The work, in practical terms, is this: you return to your origin as a curious adult rather than as the child who last inhabited it. You ask questions you were not allowed to ask then. You locate the specific gifts, name them, claim them. You locate the specific distortions, name them, decline them. This is not disloyalty. This is love with eyes open. A root that is examined is stronger than one that is merely assumed.
A Mirror
Think of one element of your origin that you have been carrying in silence, not because it is shameful but because the new context did not seem to have a place for it. What is the name of that thing? (Listening for: the suppressed origin detail that still carries warmth or meaning, the thing put down out of efficiency rather than necessity.)
Where in your current life do you experience friction between where you came from and where you are?

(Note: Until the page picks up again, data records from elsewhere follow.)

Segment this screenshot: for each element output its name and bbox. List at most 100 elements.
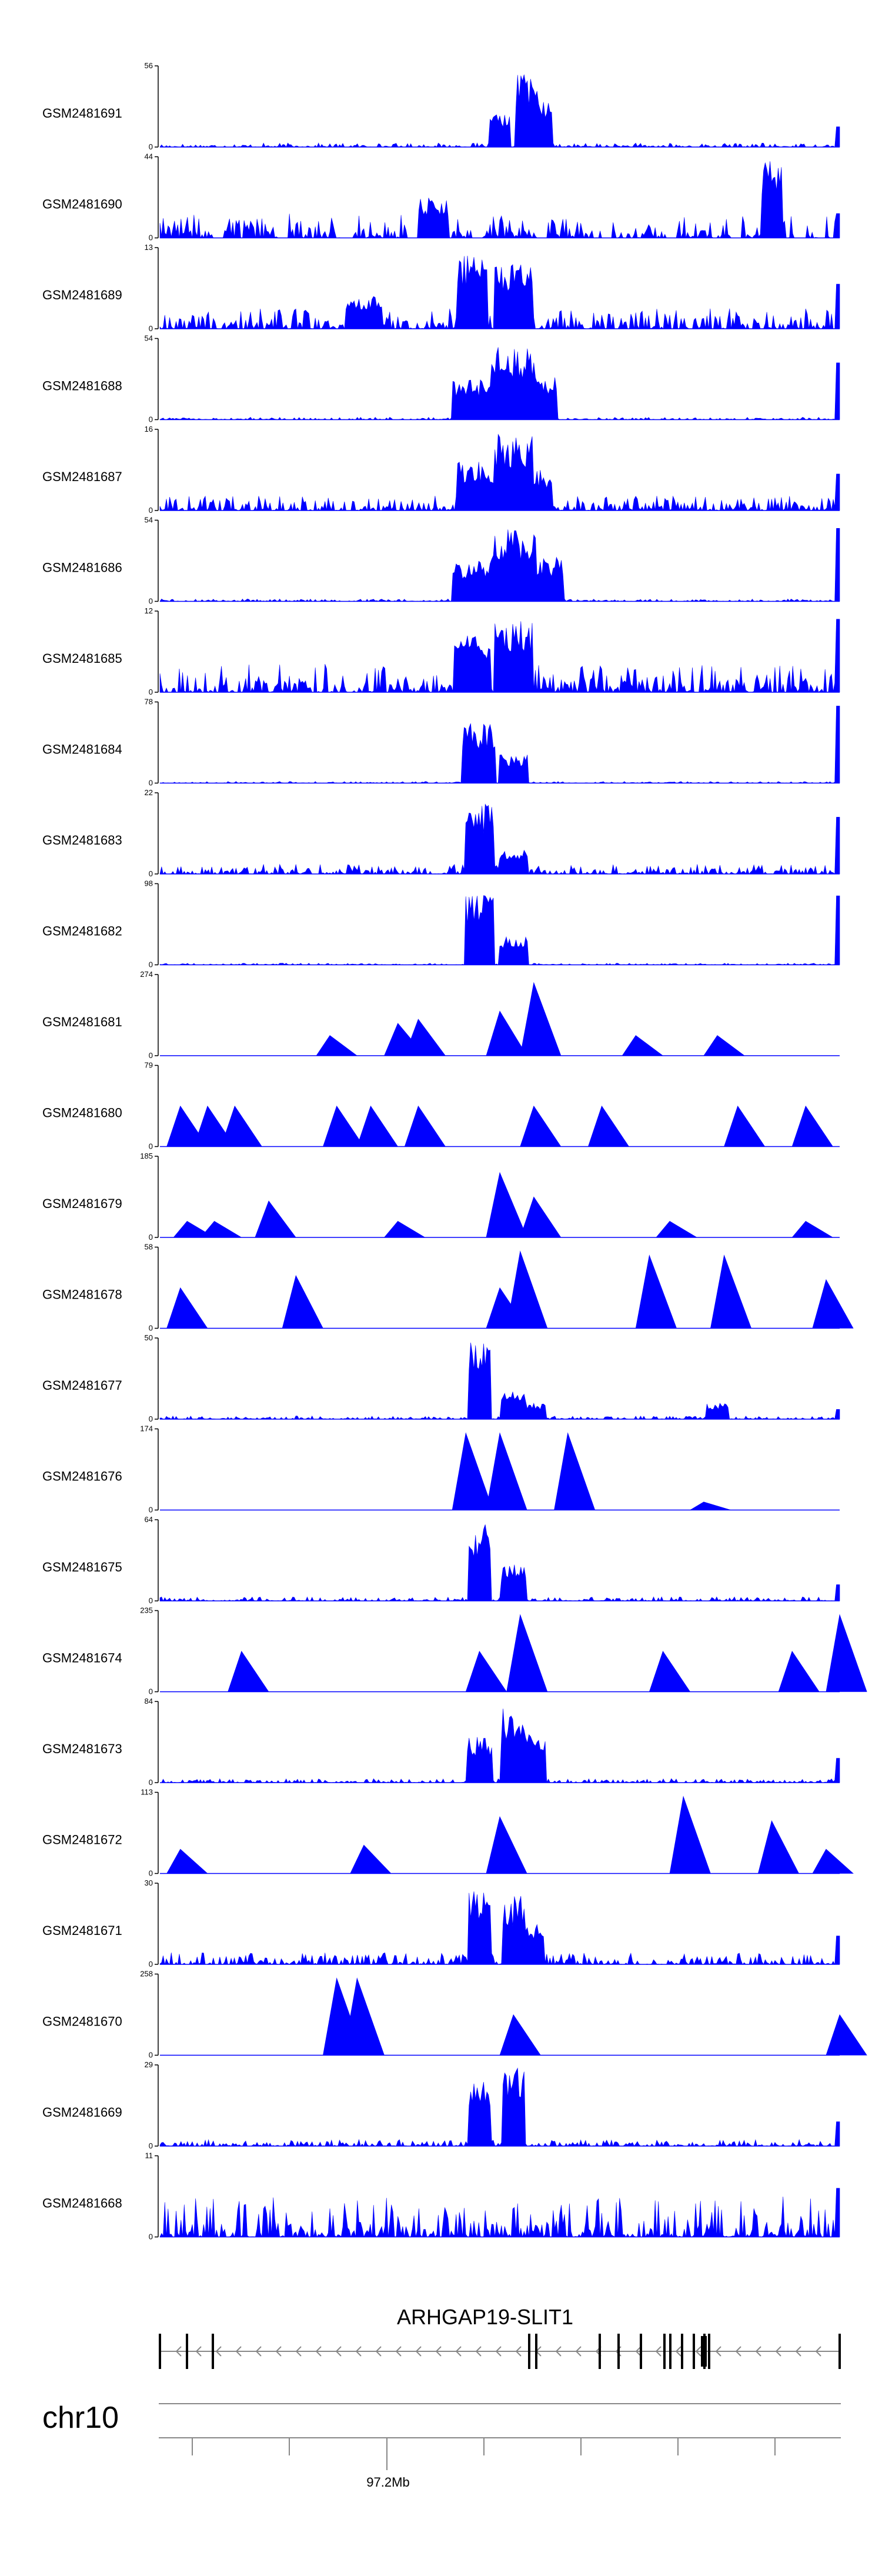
y-max-label: 79 (145, 1061, 153, 1070)
track-label: GSM2481686 (42, 560, 122, 575)
coverage-area (160, 1172, 840, 1238)
track-GSM2481684: GSM2481684 78 0 (42, 698, 840, 788)
y-min-label: 0 (149, 1051, 153, 1060)
exon (669, 2334, 671, 2369)
strand-arrow (815, 2346, 821, 2357)
exon (640, 2334, 642, 2369)
coverage-area (160, 1796, 854, 1874)
track-GSM2481679: GSM2481679 185 0 (42, 1152, 840, 1242)
exon (838, 2334, 841, 2369)
coverage-area (160, 982, 840, 1056)
strand-arrow (495, 2346, 502, 2357)
strand-arrow (235, 2346, 242, 2357)
y-min-label: 0 (149, 324, 153, 333)
coverage-area (160, 1105, 840, 1147)
y-max-label: 30 (145, 1878, 153, 1887)
track-GSM2481669: GSM2481669 29 0 (42, 2060, 840, 2150)
strand-arrow (275, 2346, 282, 2357)
strand-arrow (295, 2346, 302, 2357)
track-label: GSM2481688 (42, 379, 122, 393)
exon (617, 2334, 620, 2369)
y-max-label: 44 (145, 152, 153, 161)
track-label: GSM2481691 (42, 106, 122, 121)
y-min-label: 0 (149, 597, 153, 606)
track-label: GSM2481669 (42, 2105, 122, 2120)
y-max-label: 12 (145, 606, 153, 615)
track-GSM2481672: GSM2481672 113 0 (42, 1788, 854, 1878)
track-label: GSM2481674 (42, 1651, 122, 1666)
strand-arrow (515, 2346, 522, 2357)
track-GSM2481685: GSM2481685 12 0 (42, 606, 840, 696)
chromosome-axis-panel: chr10 97.2Mb (42, 2401, 841, 2490)
track-label: GSM2481670 (42, 2014, 122, 2029)
track-GSM2481691: GSM2481691 56 0 (42, 61, 840, 151)
track-label: GSM2481685 (42, 651, 122, 666)
exon (599, 2334, 601, 2369)
strand-arrow (715, 2346, 721, 2357)
y-max-label: 98 (145, 879, 153, 888)
strand-arrow (675, 2346, 681, 2357)
track-label: GSM2481679 (42, 1196, 122, 1211)
strand-arrow (775, 2346, 781, 2357)
y-min-label: 0 (149, 142, 153, 151)
strand-arrow (435, 2346, 442, 2357)
exon (663, 2334, 666, 2369)
y-min-label: 0 (149, 1687, 153, 1696)
y-min-label: 0 (149, 1142, 153, 1151)
strand-arrow (755, 2346, 761, 2357)
gene-model (159, 2334, 841, 2369)
track-label: GSM2481678 (42, 1287, 122, 1302)
coverage-area (159, 347, 840, 420)
y-min-label: 0 (149, 1960, 153, 1968)
coverage-area (159, 2067, 840, 2147)
track-GSM2481690: GSM2481690 44 0 (42, 152, 840, 242)
y-min-label: 0 (149, 779, 153, 788)
y-max-label: 56 (145, 61, 153, 70)
strand-arrow (415, 2346, 422, 2357)
y-max-label: 274 (140, 970, 153, 979)
coverage-area (160, 1432, 840, 1510)
strand-arrow (795, 2346, 801, 2357)
exon (693, 2334, 695, 2369)
y-max-label: 258 (140, 1970, 153, 1978)
coverage-area (159, 1891, 840, 1966)
track-label: GSM2481687 (42, 469, 122, 484)
coordinate-ticks (192, 2438, 776, 2470)
track-label: GSM2481672 (42, 1833, 122, 1847)
gene-annotation-panel: ARHGAP19-SLIT1 (159, 2305, 841, 2369)
track-GSM2481671: GSM2481671 30 0 (42, 1878, 840, 1968)
y-min-label: 0 (149, 1506, 153, 1514)
y-min-label: 0 (149, 688, 153, 696)
exon (186, 2334, 188, 2369)
y-max-label: 235 (140, 1606, 153, 1615)
y-min-label: 0 (149, 1414, 153, 1423)
track-label: GSM2481682 (42, 924, 122, 939)
y-min-label: 0 (149, 1324, 153, 1333)
coverage-area (160, 1250, 854, 1329)
strand-arrow (455, 2346, 462, 2357)
coverage-area (159, 255, 840, 330)
track-label: GSM2481689 (42, 288, 122, 302)
exon (528, 2334, 530, 2369)
coverage-area (159, 803, 840, 875)
coverage-area (159, 895, 840, 966)
coverage-area (159, 1524, 840, 1601)
chromosome-label: chr10 (42, 2401, 119, 2435)
strand-arrow (355, 2346, 362, 2357)
y-max-label: 185 (140, 1152, 153, 1160)
track-GSM2481670: GSM2481670 258 0 (42, 1970, 867, 2060)
track-GSM2481682: GSM2481682 98 0 (42, 879, 840, 969)
track-GSM2481680: GSM2481680 79 0 (42, 1061, 840, 1151)
strand-arrow (215, 2346, 222, 2357)
track-GSM2481681: GSM2481681 274 0 (42, 970, 840, 1060)
strand-arrow (195, 2346, 202, 2357)
exon (212, 2334, 214, 2369)
exon (681, 2334, 683, 2369)
track-label: GSM2481668 (42, 2196, 122, 2211)
strand-arrow (255, 2346, 262, 2357)
gene-name-label: ARHGAP19-SLIT1 (397, 2305, 573, 2329)
y-max-label: 113 (141, 1788, 153, 1797)
track-label: GSM2481684 (42, 742, 122, 757)
y-min-label: 0 (149, 960, 153, 969)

Is that friction productive, or has it become a habit of self-erasure? (Listening for: the distinction between adaptive tension and compulsive translation, the code-switching that has become involuntary.)
If you were to describe your origin to someone who had never heard of it, speaking with the same authority with which you describe your professional accomplishments, what would you say? (Listening for: access to pride versus apology, the register in which the reader holds their own beginning.)
Name one thing your origin gave you that actually helps you do what you do now, even if it cannot be put on a résumé. (Listening for: the reconnection of origin to competence, the capacity the reader has been using without crediting its source.)
Is there anyone in your life from whom you have been hiding your roots? What would happen if you stopped? (Listening for: concealment patterns, the relationship contexts that have required the most self-erasure.)
Letter from Dr. Job
Subject: The roots you have been hiding
There is a particular kind of exhaustion that comes from traveling light when you should be traveling whole. I know it. I spent years being the short-version of myself in rooms that deserved the full one.
Your origin is not a burden you have been graciously managing. It is a water source. The specific things it gave you, the way you read a room, the way you carry obligation, the stubbornness that your supervisors misread and your closest people depend on, these did not arrive from your credential. They arrived from before your credential.
I am not asking you to wear your roots as a badge. I am asking something simpler: stop apologizing for them. Stop compressing them to fit a conversation that was never designed to hold them. The people worth being in a room with will not require the compression.
This week, name one thing from where you come from and carry it forward, deliberately, undefended. Just once. See what moves.